For those who carry in their home.... what is the reason to conceal it completely? I understand that you don't want to walk by the window with a full size grip sticking out the side of your shirt, but is there a reason to completely conceal it?


My opinion only - concealing it completely gives you the advantage in that should someone confront you, you know you are armed, but they don't know you are armed. You have the option of using an escalation of force if needed. If they knew you were armed up front, they might take immediate steps to neutralize you since you would clearly up front pose a threat to the intruder.

Concealment also allows you to not alarm guests or neighbors who might drop by during the day.


The only time I'd actually carry a sidearm on my person is if there have been frequent burglaries or if I hear people sneaking around the apartment.


See, I don't get this. Either you're prepared, or you aren't. You don't turn on your smoke detectors exclusively when you have the fireplace going, candles lit, or the gas stove on, do you?

Turby

erik_26
12-30-2010, 7:47 AM
The key is to make a habit of taking it out of safe, safety check, dry fire, load it, safety check, and secure it before bed, and then in the morning safety check, unload, dry fire, safety check, and lock it back in the safe in the morning. Never get lazy, or be lazy and skip your routine. As someone pointed out, that same day will be the day that Murphy shows up.

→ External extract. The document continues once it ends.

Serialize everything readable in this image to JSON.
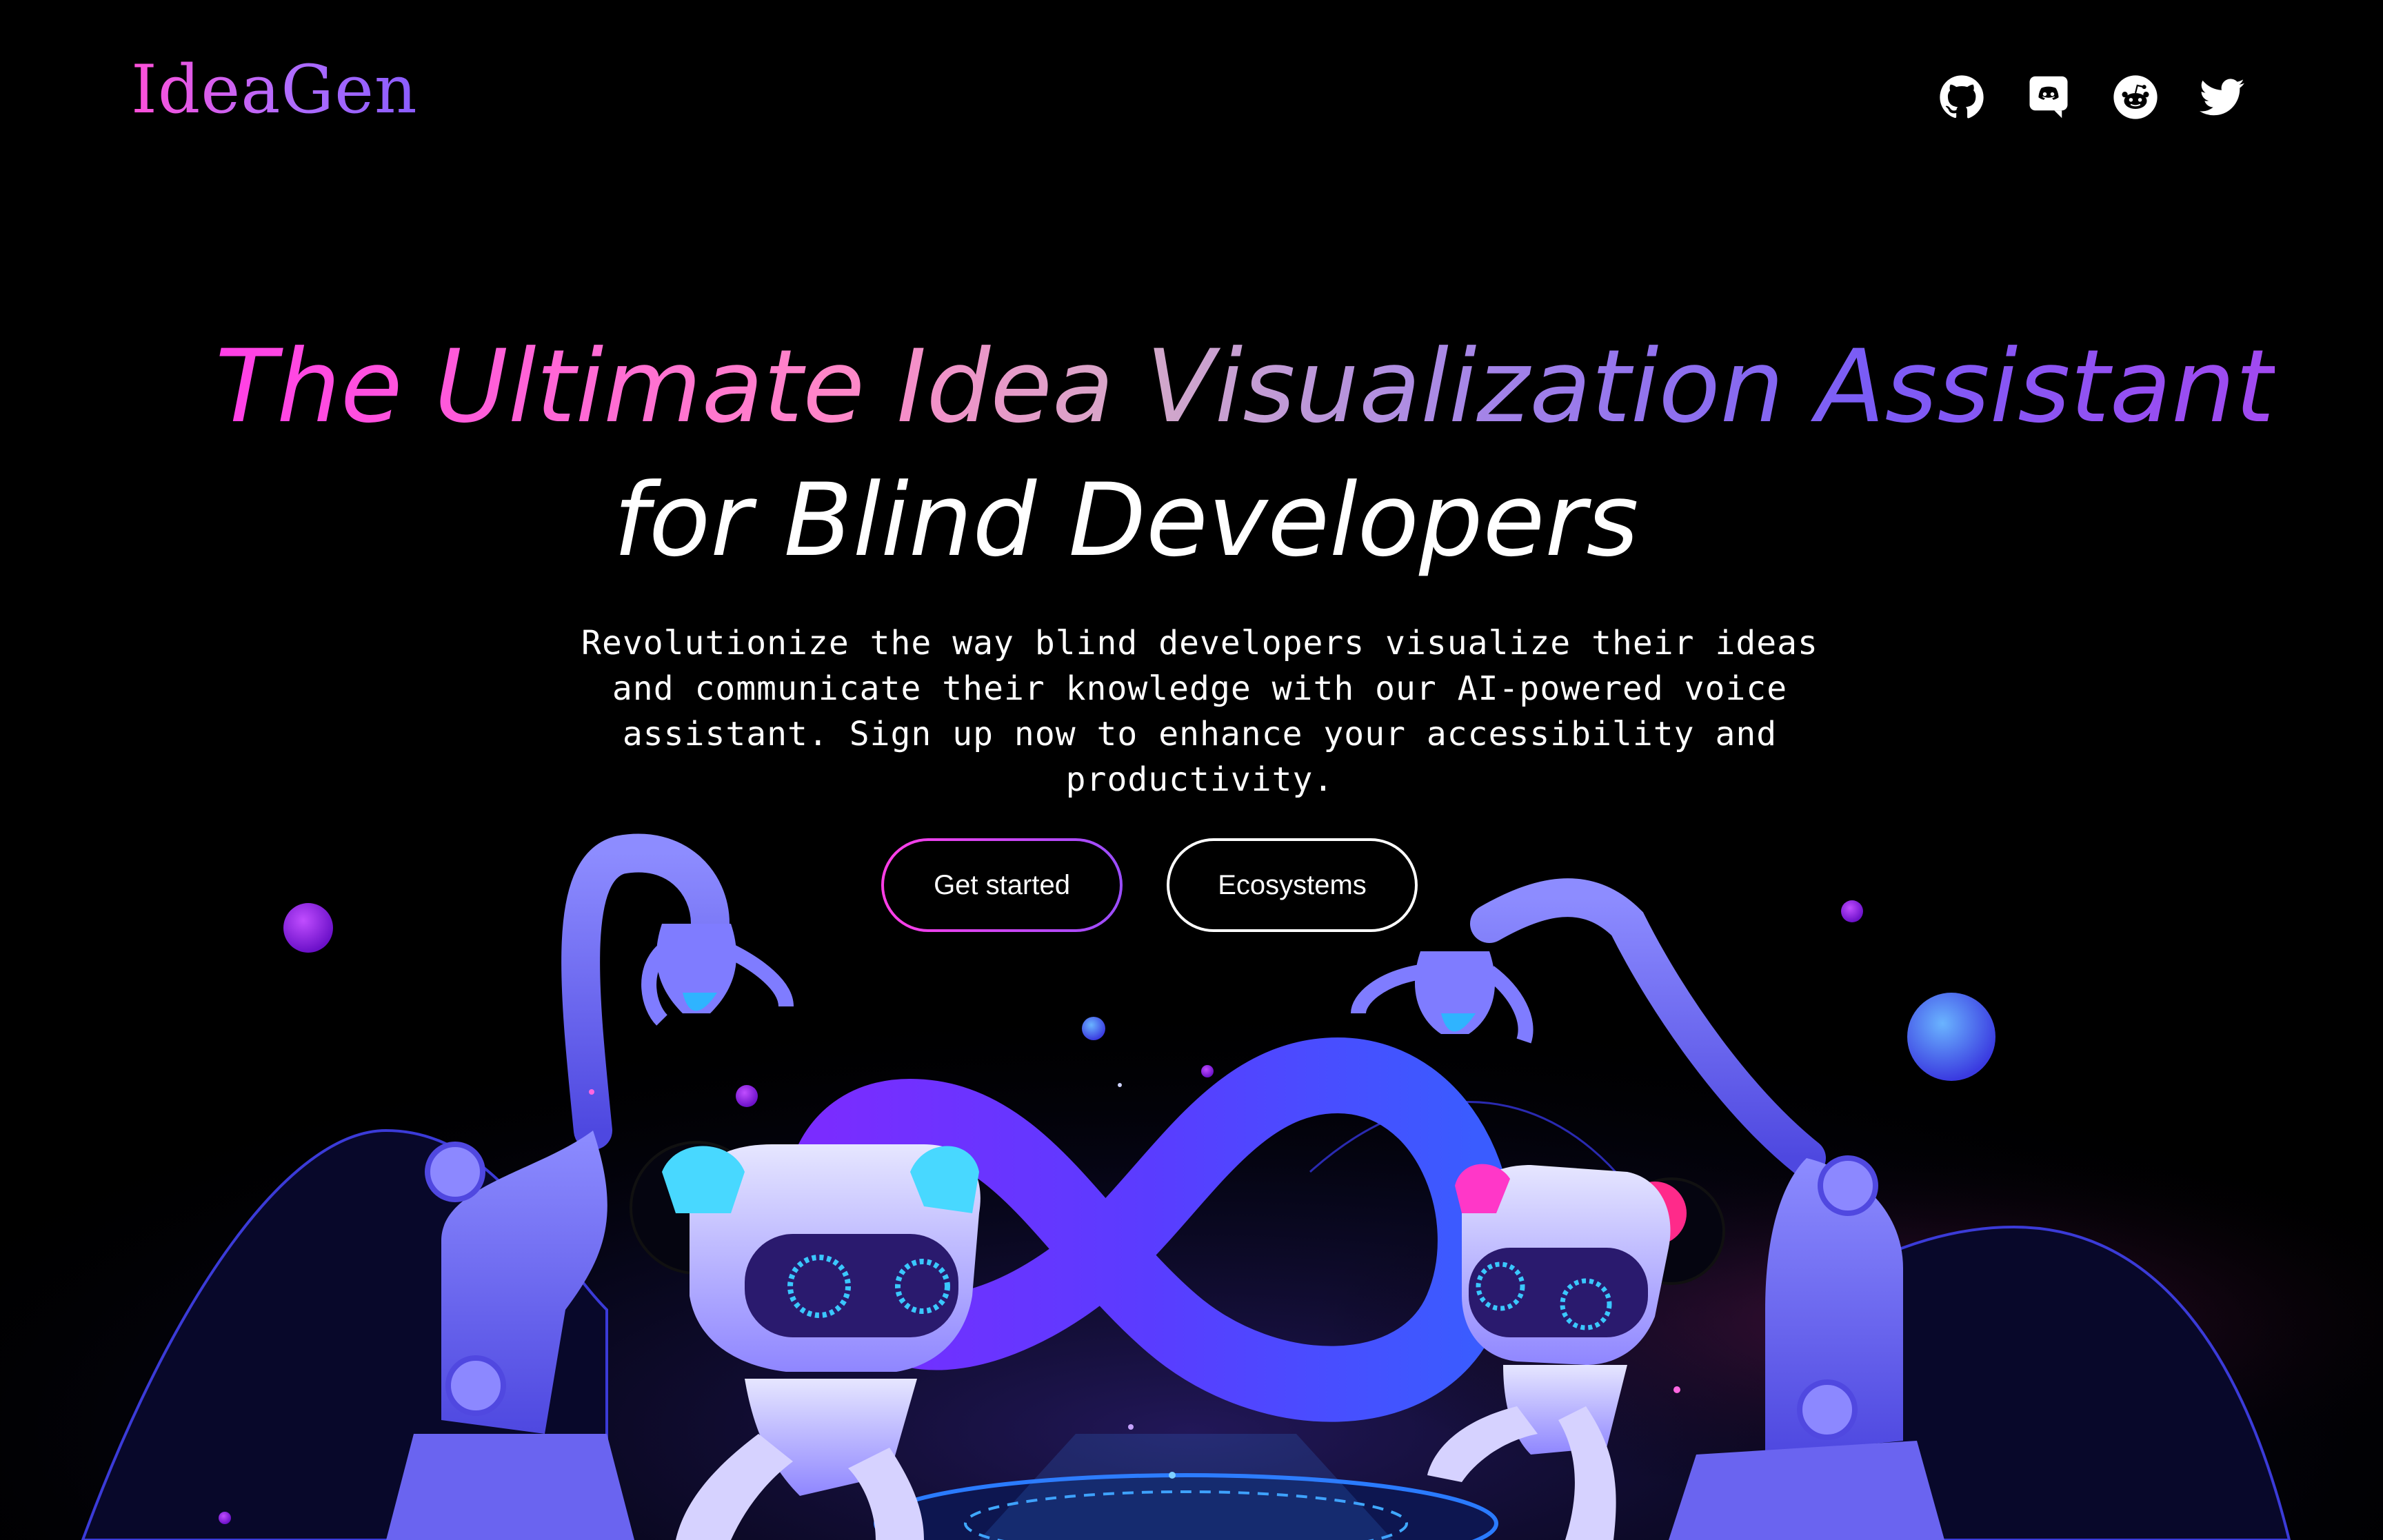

I think I will try this out. Not sure about the dry firing part, seems unnecessary.

But I will start making my weapon more readily available and get into a routine.

steelcore
12-30-2010, 5:38 PM
Turby, I live on the third floor. The layout makes it rather inconvenient for people to get a ladder up to my balcony, whereas you could walk right up someone's back door on the first floor. Sure, they could pick my unit to break into by chance, but far more often than not burglars go for what's easy.... and no, I don't have debts to anyone

Keeping batteries in a smoke detector isn't comparable to carrying a gun on your person. Batteries involve no thinking, you set it and forget it.... occasionally testing it.